We finished our morning walking through some of the local shops along the edge of the Fort, we found an amazing flower garden and visited Dijon Delights right across the street for some smoked salmon.

Skagway Alaska

Taking the ferry to Skagway from Haines was approximately a 30 minute trip. We were surrounded by beautiful landscape; mountainous mostly, a peek at a glacier and keeping our eyes peeled for bear and sheep made this an enjoyable trip. We docked at the end of a very long walk-way, two larger cruise ships were in the harbor as well. At this time of our trip, Holland America Line did not have permission to dock at Skagway, thus the stop in Haines. This is no longer the case and Skagway is a port of call on many of their cruises.

Ferry from Skagway to Haines

Ferry from Skagway to Haines (Leaving Skagway)

The Arctic Brotherhood Building in Skagway, made of driftwood

The Arctic Brotherhood Building in Skagway, made of driftwood

Skagway was once the site of a bustling community, at the time of the Klondike Gold Rush. The height of of the gold rush was at the end of the 19th century and only lasted a few years past, but at one time Skagway boasted a population of 10,000 permanent residents, 30,000 if you count the prospectors passing through. Skagway now is home to less than 2,000 people year round, but brings in close to one million tourists during the summer season.

This town is also the starting and ending point for the White Pass and Yukon Route Railroad, once an active line for prospectors and Skagway residents. The WPYR is now utilized entirely by tourists, a great experience for those interested in the breathtaking landscape or the remarkable engineering feats of the railroad itself. Several trips are offered every day, from short to long, one-way to return fares.

White Pass and Yukon Railroad passing through Skagway

White Pass and Yukon Railroad passing through Skagway

The WPYR can take you into stations in the Yukon or even British Columbia, it also offers a service to hikers, dropping them off at various points along the rail so that they can hike one of the several passes east of Skagway. The train will pick hikers up along its return trek, or you can stay the night in the wilderness. The US Forest service even offers a cabin along the Laughton Trail or a caboose at the end of the Denver Pass, should hikers wish to stay in more of a comfortable environment overnight.

Ryan and I took our time walking the streets of Skagway. We peered in “Soapy Smith’s” Saloon, bought our son an adorable train engineers outfit, appreciated some local artwork at a gallery and wound up at the Red Onion Saloon.

Piano Player at the Red Onion

Piano Player at the Red Onion

The Red Onion Saloon is a bar/restaurant, known historically as being a famous Alaskan brothel.

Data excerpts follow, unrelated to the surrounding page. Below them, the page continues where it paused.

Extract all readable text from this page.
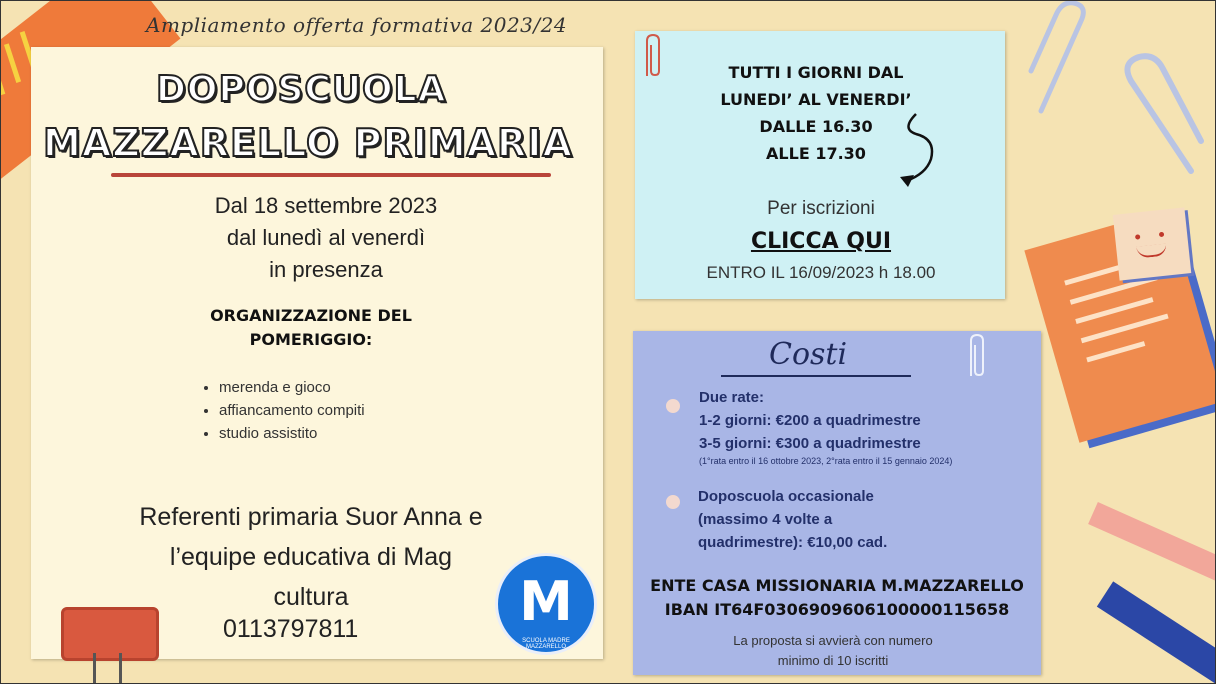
Ampliamento offerta formativa 2023/24
DOPOSCUOLA
MAZZARELLO PRIMARIA
Dal 18 settembre 2023
dal lunedì al venerdì
in presenza
ORGANIZZAZIONE DEL
POMERIGGIO:
• merenda e gioco
• affiancamento compiti
• studio assistito
Referenti primaria Suor Anna e
l’equipe educativa di Mag
cultura
0113797811	M
SCUOLA MADRE MAZZARELLO
TUTTI I GIORNI DAL
LUNEDI’ AL VENERDI’
DALLE 16.30
ALLE 17.30
Per iscrizioni
CLICCA QUI
ENTRO IL 16/09/2023 h 18.00
Costi
Due rate:
1-2 giorni: €200 a quadrimestre
3-5 giorni: €300 a quadrimestre
(1°rata entro il 16 ottobre 2023, 2°rata entro il 15 gennaio 2024)
Doposcuola occasionale
(massimo 4 volte a
quadrimestre): €10,00 cad.
ENTE CASA MISSIONARIA M.MAZZARELLO
IBAN IT64F0306909606100000115658
La proposta si avvierà con numero
minimo di 10 iscritti
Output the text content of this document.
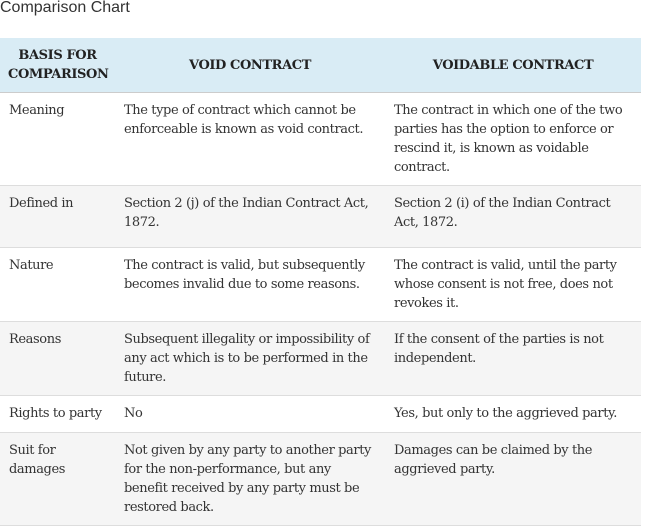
Comparison Chart
BASIS FOR COMPARISON	VOID CONTRACT	VOIDABLE CONTRACT
Meaning	The type of contract which cannot be enforceable is known as void contract.	The contract in which one of the two parties has the option to enforce or rescind it, is known as voidable contract.
Defined in	Section 2 (j) of the Indian Contract Act, 1872.	Section 2 (i) of the Indian Contract Act, 1872.
Nature	The contract is valid, but subsequently becomes invalid due to some reasons.	The contract is valid, until the party whose consent is not free, does not revokes it.
Reasons	Subsequent illegality or impossibility of any act which is to be performed in the future.	If the consent of the parties is not independent.
Rights to party	No	Yes, but only to the aggrieved party.
Suit for damages	Not given by any party to another party for the non-performance, but any benefit received by any party must be restored back.	Damages can be claimed by the aggrieved party.
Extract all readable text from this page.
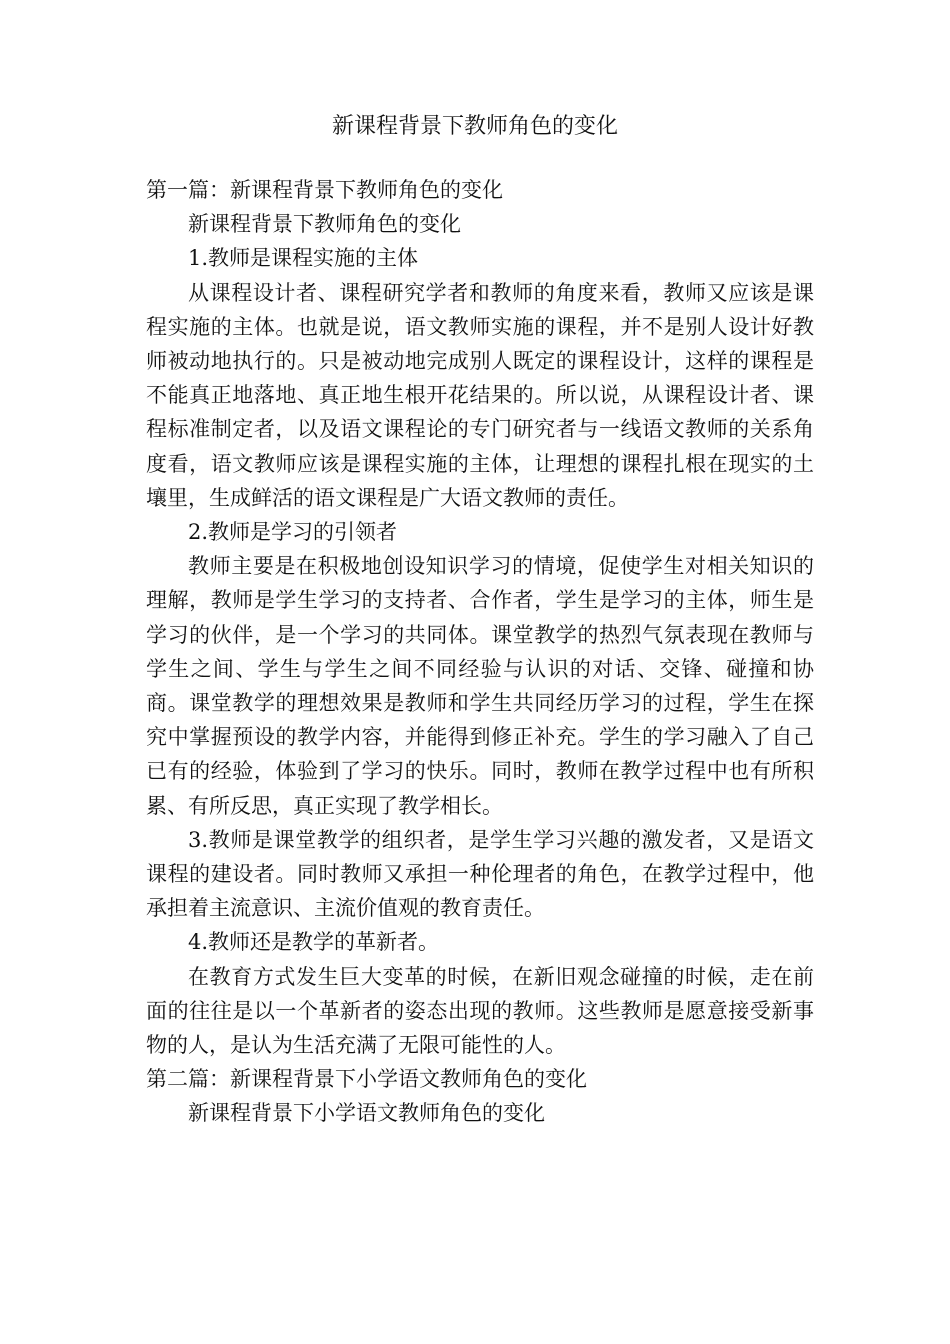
新课程背景下教师角色的变化

第一篇：新课程背景下教师角色的变化

新课程背景下教师角色的变化

1.教师是课程实施的主体

从课程设计者、课程研究学者和教师的角度来看，教师又应该是课程实施的主体。也就是说，语文教师实施的课程，并不是别人设计好教师被动地执行的。只是被动地完成别人既定的课程设计，这样的课程是不能真正地落地、真正地生根开花结果的。所以说，从课程设计者、课程标准制定者，以及语文课程论的专门研究者与一线语文教师的关系角度看，语文教师应该是课程实施的主体，让理想的课程扎根在现实的土壤里，生成鲜活的语文课程是广大语文教师的责任。

2.教师是学习的引领者

教师主要是在积极地创设知识学习的情境，促使学生对相关知识的理解，教师是学生学习的支持者、合作者，学生是学习的主体，师生是学习的伙伴，是一个学习的共同体。课堂教学的热烈气氛表现在教师与学生之间、学生与学生之间不同经验与认识的对话、交锋、碰撞和协商。课堂教学的理想效果是教师和学生共同经历学习的过程，学生在探究中掌握预设的教学内容，并能得到修正补充。学生的学习融入了自己已有的经验，体验到了学习的快乐。同时，教师在教学过程中也有所积累、有所反思，真正实现了教学相长。

3.教师是课堂教学的组织者，是学生学习兴趣的激发者，又是语文课程的建设者。同时教师又承担一种伦理者的角色，在教学过程中，他承担着主流意识、主流价值观的教育责任。

4.教师还是教学的革新者。

在教育方式发生巨大变革的时候，在新旧观念碰撞的时候，走在前面的往往是以一个革新者的姿态出现的教师。这些教师是愿意接受新事物的人，是认为生活充满了无限可能性的人。

第二篇：新课程背景下小学语文教师角色的变化

新课程背景下小学语文教师角色的变化
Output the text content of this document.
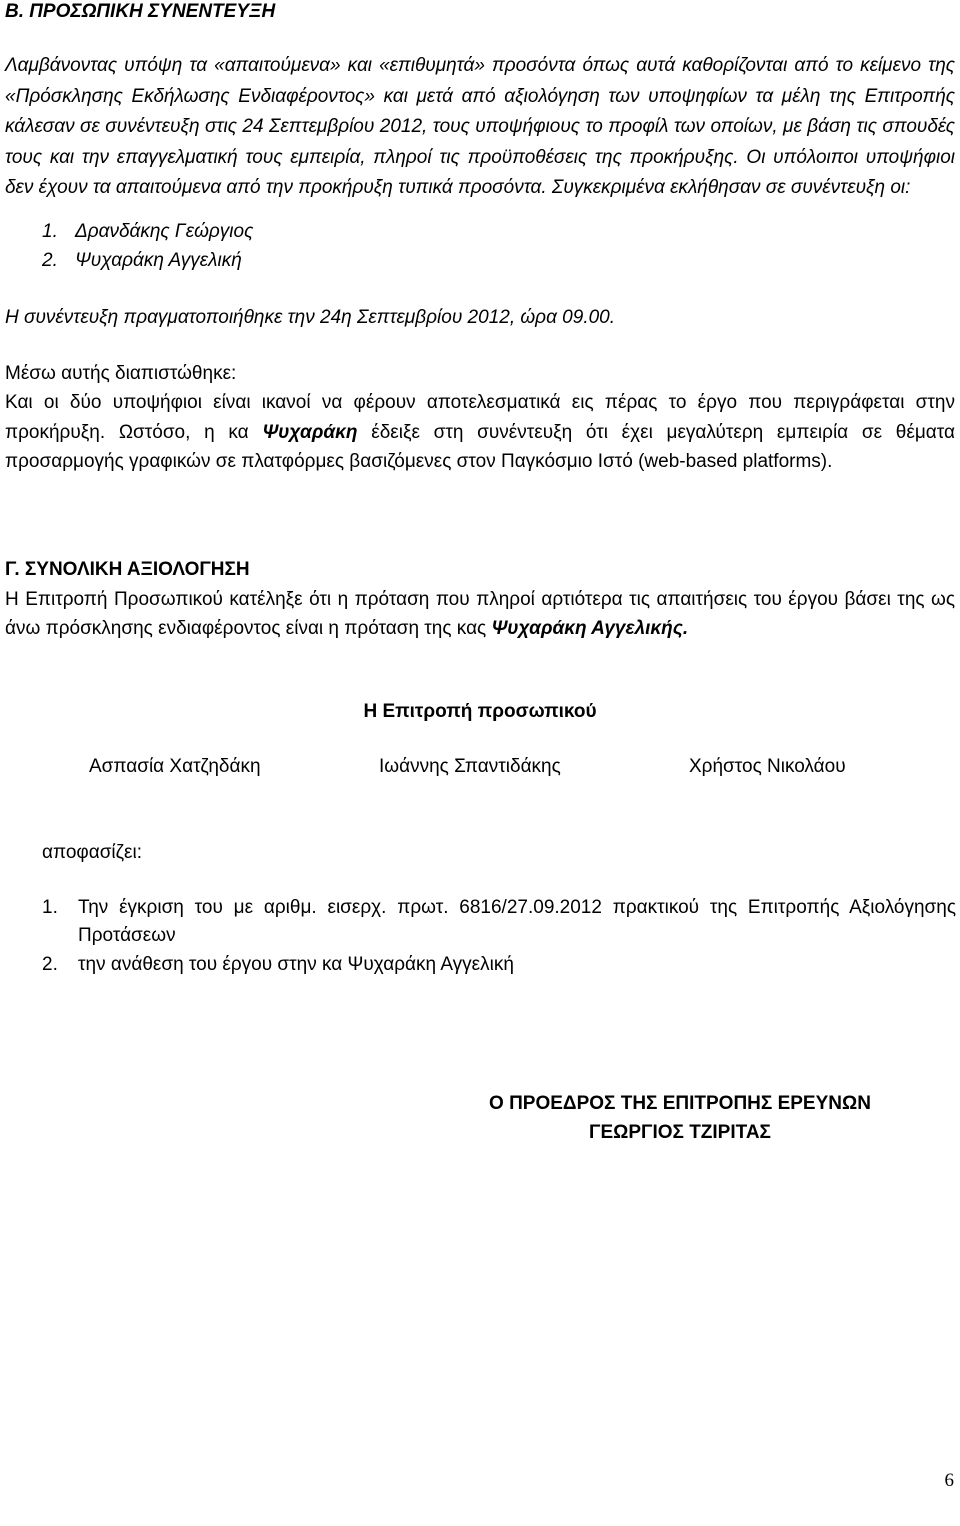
Β. ΠΡΟΣΩΠΙΚΗ ΣΥΝΕΝΤΕΥΞΗ
Λαμβάνοντας υπόψη τα «απαιτούμενα» και «επιθυμητά» προσόντα όπως αυτά καθορίζονται από το κείμενο της «Πρόσκλησης Εκδήλωσης Ενδιαφέροντος» και μετά από αξιολόγηση των υποψηφίων τα μέλη της Επιτροπής κάλεσαν σε συνέντευξη στις 24 Σεπτεμβρίου 2012, τους υποψήφιους το προφίλ των οποίων, με βάση τις σπουδές τους και την επαγγελματική τους εμπειρία, πληροί τις προϋποθέσεις της προκήρυξης. Οι υπόλοιποι υποψήφιοι δεν έχουν τα απαιτούμενα από την προκήρυξη τυπικά προσόντα. Συγκεκριμένα εκλήθησαν σε συνέντευξη οι:
1. Δρανδάκης Γεώργιος
2. Ψυχαράκη Αγγελική
Η συνέντευξη πραγματοποιήθηκε την 24η Σεπτεμβρίου 2012, ώρα 09.00.
Μέσω αυτής διαπιστώθηκε:
Και οι δύο υποψήφιοι είναι ικανοί να φέρουν αποτελεσματικά εις πέρας το έργο που περιγράφεται στην προκήρυξη. Ωστόσο, η κα Ψυχαράκη έδειξε στη συνέντευξη ότι έχει μεγαλύτερη εμπειρία σε θέματα προσαρμογής γραφικών σε πλατφόρμες βασιζόμενες στον Παγκόσμιο Ιστό (web-based platforms).
Γ. ΣΥΝΟΛΙΚΗ ΑΞΙΟΛΟΓΗΣΗ
Η Επιτροπή Προσωπικού κατέληξε ότι η πρόταση που πληροί αρτιότερα τις απαιτήσεις του έργου βάσει της ως άνω πρόσκλησης ενδιαφέροντος είναι η πρόταση της κας Ψυχαράκη Αγγελικής.
Η Επιτροπή προσωπικού
Ασπασία Χατζηδάκη	Ιωάννης Σπαντιδάκης	Χρήστος Νικολάου
αποφασίζει:
1.	Την έγκριση του με αριθμ. εισερχ. πρωτ. 6816/27.09.2012 πρακτικού της Επιτροπής Αξιολόγησης Προτάσεων
2.	την ανάθεση του έργου στην κα Ψυχαράκη Αγγελική
Ο ΠΡΟΕΔΡΟΣ ΤΗΣ ΕΠΙΤΡΟΠΗΣ ΕΡΕΥΝΩΝ
ΓΕΩΡΓΙΟΣ ΤΖΙΡΙΤΑΣ
6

The waitstaff still play the character (legal activities only), and tours are available of the rooms upstairs. It was a really fun lunch. Simple sandwiches, salads and pizzas yes but they had some great beers on tap, wonderful entertainment on the piano and everyone was getting into the spirit. Including the long line of people winding out the front door. We arrived as an opportune time and grabbed a table immediately but it was obvious that wasn’t typically the case.

We ended our visit to Skagway with a visit to the train station, a trip to the original White Pass engine and an out of the way walk back to the dock. Great photos, perfect gifts for our little boy and sunny 60 degree weather.